Polizeirecht

Teil des Verwaltungsrechts, der das präventive Tätigwerden der Polizei regelt.

Der Begriff Polizeirecht wird nicht einheitlich gebraucht:

  • Nach dem institutionellen Begriff gehören zum Polizeirecht nur Gesetze, die den Polizeivollzugsdienst regeln.
  • Im materiellen Begriff sind sowohl das institutionelle Polizeirecht als auch das gesamte Gefahrenabwehrrecht (Ordnungsrecht) enthalten.

Da polizeiliches Handeln in der Regel zu Rechtseingriffen führt, darf die Polizei nur tätig werden, wenn sie dazu ausdrücklich gesetzlich ermächtigt wurde ("Befugnisnorm").
Nur wenn eine Maßnahme nicht die Rechtssphäre eines Einzelnen berührt, also kein Rechtseingriff in Betracht kommt, ist eine konkrete Gesetzesnorm entbehrlich; so bei:

  • Streifenfahrten
  • Verkehrsbeobachtungen
  • Entgegennahme von Informationen
  • Belehrung von Personen
  • Warnungen oder der Hinweisen, dass von einem bestimmten Objekt bzw. von einer bestimmten Person Gefahr droht

Bei der Wahrnehmung ihrer Aufgaben wird die Polizei entweder gefahrenabwehrend (präventive Polizeitätigkeit) oder zur Verfolgung von Straftaten und Ordnungswidrigkeiten (repressive Polizeitätigkeit) tätig.

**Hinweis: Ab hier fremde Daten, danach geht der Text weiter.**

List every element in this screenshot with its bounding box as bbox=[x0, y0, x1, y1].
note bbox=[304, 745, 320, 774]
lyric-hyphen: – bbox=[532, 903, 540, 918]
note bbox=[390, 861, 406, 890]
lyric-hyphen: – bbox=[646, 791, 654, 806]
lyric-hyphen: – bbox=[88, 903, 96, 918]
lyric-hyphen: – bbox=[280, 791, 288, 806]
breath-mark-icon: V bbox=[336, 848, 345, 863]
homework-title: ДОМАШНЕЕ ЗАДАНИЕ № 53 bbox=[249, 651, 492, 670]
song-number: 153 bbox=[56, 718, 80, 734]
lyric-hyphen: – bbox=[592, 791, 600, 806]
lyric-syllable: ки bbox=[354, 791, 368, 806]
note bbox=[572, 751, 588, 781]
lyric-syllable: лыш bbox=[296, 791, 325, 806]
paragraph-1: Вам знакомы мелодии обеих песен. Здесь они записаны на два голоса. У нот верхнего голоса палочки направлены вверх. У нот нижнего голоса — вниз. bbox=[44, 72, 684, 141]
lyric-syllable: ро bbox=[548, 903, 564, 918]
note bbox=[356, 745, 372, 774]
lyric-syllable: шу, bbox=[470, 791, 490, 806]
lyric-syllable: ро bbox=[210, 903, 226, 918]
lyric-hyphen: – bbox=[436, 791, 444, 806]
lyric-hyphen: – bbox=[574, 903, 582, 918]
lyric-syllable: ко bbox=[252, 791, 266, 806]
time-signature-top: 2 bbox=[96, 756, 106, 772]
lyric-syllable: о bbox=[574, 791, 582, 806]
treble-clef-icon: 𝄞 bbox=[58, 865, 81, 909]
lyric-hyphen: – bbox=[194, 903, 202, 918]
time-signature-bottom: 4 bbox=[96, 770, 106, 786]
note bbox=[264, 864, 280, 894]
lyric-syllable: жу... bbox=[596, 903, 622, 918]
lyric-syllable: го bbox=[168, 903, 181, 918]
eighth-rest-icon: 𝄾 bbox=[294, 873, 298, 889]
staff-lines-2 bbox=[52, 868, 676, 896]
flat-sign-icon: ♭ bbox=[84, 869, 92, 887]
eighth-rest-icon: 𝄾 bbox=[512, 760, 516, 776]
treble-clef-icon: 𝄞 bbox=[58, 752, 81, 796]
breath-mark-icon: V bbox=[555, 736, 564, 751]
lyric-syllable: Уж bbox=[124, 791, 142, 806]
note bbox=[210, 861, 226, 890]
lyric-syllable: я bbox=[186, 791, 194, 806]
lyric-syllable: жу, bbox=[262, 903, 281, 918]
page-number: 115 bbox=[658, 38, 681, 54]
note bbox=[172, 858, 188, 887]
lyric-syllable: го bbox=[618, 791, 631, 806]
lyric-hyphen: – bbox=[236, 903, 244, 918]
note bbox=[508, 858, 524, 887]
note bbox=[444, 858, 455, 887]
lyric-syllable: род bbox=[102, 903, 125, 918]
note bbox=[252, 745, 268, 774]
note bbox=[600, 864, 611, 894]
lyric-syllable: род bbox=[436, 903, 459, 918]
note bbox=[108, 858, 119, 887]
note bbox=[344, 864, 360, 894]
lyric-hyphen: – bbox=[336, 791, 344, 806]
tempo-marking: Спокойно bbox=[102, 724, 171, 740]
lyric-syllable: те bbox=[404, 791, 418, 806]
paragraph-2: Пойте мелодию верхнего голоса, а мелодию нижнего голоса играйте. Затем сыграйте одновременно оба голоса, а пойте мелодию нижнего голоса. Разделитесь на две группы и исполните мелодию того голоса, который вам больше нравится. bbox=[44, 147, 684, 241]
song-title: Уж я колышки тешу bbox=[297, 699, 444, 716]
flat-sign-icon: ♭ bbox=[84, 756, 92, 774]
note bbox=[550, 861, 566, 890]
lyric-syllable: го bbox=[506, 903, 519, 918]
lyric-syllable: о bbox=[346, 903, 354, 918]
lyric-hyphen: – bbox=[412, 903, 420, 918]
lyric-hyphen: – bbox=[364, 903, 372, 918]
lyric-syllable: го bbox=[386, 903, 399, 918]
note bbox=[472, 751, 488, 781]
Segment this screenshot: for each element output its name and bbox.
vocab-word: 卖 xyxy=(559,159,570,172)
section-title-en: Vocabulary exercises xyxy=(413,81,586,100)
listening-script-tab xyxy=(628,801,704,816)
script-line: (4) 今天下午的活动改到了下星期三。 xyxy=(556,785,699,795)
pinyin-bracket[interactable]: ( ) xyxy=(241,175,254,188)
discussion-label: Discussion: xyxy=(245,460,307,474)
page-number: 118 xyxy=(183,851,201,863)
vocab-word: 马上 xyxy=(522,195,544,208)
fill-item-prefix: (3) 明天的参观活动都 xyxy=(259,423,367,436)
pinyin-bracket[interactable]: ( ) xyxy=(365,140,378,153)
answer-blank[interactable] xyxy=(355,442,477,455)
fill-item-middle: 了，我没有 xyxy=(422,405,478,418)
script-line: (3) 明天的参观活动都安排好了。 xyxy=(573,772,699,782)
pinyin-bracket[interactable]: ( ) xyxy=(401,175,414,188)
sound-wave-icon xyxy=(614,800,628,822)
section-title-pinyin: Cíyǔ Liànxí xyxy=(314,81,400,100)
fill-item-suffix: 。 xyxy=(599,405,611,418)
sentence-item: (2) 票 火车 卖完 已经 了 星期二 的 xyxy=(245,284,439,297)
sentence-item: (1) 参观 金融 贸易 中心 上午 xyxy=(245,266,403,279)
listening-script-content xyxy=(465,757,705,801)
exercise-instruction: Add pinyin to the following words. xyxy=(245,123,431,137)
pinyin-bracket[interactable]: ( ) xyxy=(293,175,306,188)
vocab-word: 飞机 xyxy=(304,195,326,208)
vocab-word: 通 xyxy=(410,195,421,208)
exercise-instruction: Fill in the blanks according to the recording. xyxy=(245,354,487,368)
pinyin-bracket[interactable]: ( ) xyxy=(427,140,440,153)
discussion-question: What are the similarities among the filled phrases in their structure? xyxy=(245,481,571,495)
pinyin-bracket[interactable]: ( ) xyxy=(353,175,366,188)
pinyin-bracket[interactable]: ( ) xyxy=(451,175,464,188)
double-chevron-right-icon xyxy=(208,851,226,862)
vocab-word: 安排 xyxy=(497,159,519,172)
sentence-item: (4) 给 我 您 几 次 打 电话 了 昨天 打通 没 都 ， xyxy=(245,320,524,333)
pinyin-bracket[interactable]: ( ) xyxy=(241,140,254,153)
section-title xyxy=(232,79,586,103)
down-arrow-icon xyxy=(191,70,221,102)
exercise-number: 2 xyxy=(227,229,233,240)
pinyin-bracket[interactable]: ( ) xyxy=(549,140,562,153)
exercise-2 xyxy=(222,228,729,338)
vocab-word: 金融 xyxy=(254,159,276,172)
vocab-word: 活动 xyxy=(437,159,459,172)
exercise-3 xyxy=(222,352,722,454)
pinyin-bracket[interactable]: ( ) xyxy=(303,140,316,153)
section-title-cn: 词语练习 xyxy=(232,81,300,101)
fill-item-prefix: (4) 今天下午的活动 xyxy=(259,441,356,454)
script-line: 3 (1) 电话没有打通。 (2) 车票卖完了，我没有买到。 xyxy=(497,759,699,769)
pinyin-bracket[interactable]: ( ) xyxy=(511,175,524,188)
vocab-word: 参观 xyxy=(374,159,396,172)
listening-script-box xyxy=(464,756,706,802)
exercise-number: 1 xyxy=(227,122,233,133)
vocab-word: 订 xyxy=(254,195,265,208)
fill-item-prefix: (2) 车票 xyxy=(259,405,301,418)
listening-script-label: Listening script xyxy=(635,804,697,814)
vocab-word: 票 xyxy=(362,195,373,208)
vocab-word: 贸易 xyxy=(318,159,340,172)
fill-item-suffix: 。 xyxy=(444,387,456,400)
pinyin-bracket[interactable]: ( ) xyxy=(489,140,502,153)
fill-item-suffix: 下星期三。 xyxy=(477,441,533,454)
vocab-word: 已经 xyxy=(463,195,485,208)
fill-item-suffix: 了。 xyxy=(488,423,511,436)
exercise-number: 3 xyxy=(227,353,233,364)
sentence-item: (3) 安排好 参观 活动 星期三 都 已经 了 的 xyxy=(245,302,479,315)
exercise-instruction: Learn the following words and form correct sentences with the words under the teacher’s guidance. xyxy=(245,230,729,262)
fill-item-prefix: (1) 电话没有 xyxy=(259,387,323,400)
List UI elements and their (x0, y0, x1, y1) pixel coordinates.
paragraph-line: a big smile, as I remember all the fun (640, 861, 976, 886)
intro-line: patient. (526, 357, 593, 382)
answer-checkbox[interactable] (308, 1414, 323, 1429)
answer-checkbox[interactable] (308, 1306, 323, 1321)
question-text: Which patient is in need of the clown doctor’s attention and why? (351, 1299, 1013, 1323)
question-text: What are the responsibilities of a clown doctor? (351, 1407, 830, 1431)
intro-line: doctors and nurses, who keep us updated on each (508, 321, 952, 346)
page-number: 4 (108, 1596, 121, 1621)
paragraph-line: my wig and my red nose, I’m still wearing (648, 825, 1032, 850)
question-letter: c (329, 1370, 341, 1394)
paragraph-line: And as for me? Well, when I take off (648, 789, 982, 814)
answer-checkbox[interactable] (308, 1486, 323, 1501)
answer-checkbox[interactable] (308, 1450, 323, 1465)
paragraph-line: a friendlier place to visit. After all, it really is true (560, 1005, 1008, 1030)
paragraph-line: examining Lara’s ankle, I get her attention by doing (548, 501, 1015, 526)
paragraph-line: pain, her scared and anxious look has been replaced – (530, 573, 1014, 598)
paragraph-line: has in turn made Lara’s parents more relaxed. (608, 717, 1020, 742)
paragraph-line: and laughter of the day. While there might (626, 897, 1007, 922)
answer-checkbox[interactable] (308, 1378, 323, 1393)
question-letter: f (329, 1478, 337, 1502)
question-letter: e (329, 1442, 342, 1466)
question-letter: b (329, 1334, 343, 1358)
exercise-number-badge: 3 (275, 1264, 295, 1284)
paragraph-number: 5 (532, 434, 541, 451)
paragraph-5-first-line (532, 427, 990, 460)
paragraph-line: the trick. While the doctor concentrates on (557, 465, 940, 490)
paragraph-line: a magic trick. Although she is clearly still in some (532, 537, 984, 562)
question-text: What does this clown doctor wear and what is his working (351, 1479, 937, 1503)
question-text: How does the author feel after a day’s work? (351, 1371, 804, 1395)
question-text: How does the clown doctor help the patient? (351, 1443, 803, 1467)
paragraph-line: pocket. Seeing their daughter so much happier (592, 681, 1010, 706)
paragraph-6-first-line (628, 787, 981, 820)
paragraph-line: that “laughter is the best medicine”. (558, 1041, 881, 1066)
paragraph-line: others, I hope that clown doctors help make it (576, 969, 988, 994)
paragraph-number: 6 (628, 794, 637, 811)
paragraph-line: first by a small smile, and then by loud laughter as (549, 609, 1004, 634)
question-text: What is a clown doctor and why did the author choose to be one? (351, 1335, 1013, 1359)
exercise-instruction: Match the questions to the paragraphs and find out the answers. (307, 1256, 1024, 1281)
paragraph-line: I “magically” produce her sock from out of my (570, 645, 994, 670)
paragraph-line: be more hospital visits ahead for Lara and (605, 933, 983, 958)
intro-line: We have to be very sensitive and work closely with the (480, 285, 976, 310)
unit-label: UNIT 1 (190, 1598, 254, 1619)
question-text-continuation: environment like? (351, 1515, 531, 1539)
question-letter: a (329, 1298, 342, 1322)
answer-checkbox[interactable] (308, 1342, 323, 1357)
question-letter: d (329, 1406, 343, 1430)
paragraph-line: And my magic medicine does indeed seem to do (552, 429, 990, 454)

  • Präventive Tätig wird die Polizei zur vorbeugenden Abwehr von Gefahren für die öffentliche Sicherheit und Ordnung
  • Repressiv Tätig wird die Polizei im Rahmen der Strafverfolgung als Hilfsbeamte der Staatsanwaltschaft

Zum Polizeirecht gehört nur die präventive Tätigkeit. Sie findet ihre Regelung in den Polizei- und Ordnungsgesetzen der Länder.
Das repressive Handeln ist dagegen als Teil des Strafprozessrechts im Wesentlichen in der Strafprozessordnung (StPO) geregelt.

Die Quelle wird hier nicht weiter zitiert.